Interestingly, Singh et al. [107] reported a difference in the incidence of diarrhea and abdominal pain in a cohort of COVID-19 patients based on the history of inflammatory bowel disease (IBD). They reported that the ratio of abdominal pain to diarrhea in IBD patients with COVID-19 was higher than that in non-IBD patients (0.95 vs. 0.53, with no significant difference between the two groups on the t test.). The reason for this phenomenon remains unclear. However, the epithelium in IBD patients who are in clinical remission is already ‘primed’ by a low level of inflammation related to IBD. Thus, in these patients, viral infection can easily trigger a further increase in intestinal permeability by fostering further recruitment of lymphocytes into the intestinal mucosa and by production of proinflammatory cytokines. Based on these findings, it would be reasonable to assume that IBD patients with COVID-19 have more abdominal symptoms than those without IBD.

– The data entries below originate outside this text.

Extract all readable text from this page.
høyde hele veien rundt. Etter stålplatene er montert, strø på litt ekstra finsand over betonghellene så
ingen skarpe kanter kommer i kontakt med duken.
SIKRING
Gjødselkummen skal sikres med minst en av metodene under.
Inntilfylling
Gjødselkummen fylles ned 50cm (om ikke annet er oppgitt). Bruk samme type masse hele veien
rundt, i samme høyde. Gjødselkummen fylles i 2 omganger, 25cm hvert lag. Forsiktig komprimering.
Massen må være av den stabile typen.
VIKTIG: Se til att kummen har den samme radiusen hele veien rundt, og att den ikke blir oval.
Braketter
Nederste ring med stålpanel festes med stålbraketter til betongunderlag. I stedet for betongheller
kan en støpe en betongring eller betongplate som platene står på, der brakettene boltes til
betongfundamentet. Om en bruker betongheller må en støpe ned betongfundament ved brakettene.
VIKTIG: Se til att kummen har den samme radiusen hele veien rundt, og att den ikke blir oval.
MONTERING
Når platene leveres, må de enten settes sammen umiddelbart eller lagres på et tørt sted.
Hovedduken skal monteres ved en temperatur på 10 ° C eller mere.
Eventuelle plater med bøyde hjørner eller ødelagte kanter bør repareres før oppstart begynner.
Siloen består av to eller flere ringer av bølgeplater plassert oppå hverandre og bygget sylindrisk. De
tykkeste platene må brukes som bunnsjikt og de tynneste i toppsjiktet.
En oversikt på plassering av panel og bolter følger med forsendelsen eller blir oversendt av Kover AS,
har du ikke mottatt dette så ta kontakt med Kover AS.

An NYC cohort data showed that ethnic minority groups were at risk for COVID-19 deaths and intensive care unit (ICU) admissions [108]. However, a systematic review could not confirm that ethnicity was an independent poor prognostic factor for COVID-19 after adjusting for comorbidities [109]. There is no detailed report on the difference between ethnic/race and GI symptoms at present. In this study, we were able to examine the incidence of diarrheal symptoms of COVID-19 in China, the United States, and Italy (Table.3), but there was no tendency for the incidence of diarrhea to differ among the nation.

This study has several limitations. We researched articles containing abstracts written in English. Therefore, we might miss out on some reports written in non-English. Many studies of COVID-19 lack definitions of GI symptoms. However, the similar tendency is observed in reports regarding respiratory infections such as SARS, MERS, and flu. We consider that this is a common limitation of the study, which exam GI symptoms in respiratory infections. In most studies tabulated, diarrhea and abdominal pain were collected independently, and the true rate of overlap between diarrhea and abdominal pain is unknown. Most of the patients in this meta-analysis were from China and most likely of Asian descent. The number of studies to be included was 3 or 4, and the result might change if the number of studies covered increases. The results may be prone to bias due to the exclusion of pediatric and pregnant patients. It has been noted that in children, the frequency of diarrhea and vomiting differs by age groups, even for the same enteroviral infection [110]; it is thus necessary to evaluate symptoms by age. In addition, the proportion of severe COVID-19 patients was higher than that in common SARS-CoV-2 infections, because our study included many case series. There were many missing values, and confounding factors could not be analyzed.

In conclusion, our study has shown that abdominal pain is likely to be characteristic of severe COVID-19. Compared with other viral infectious diseases that primarily infect the respiratory system, patients with COVID-19 may have a slightly lower frequency of diarrheal symptoms with abdominal pain. Since most of the patients in this study were from China, future studies should include patients from various countries and ethnicities.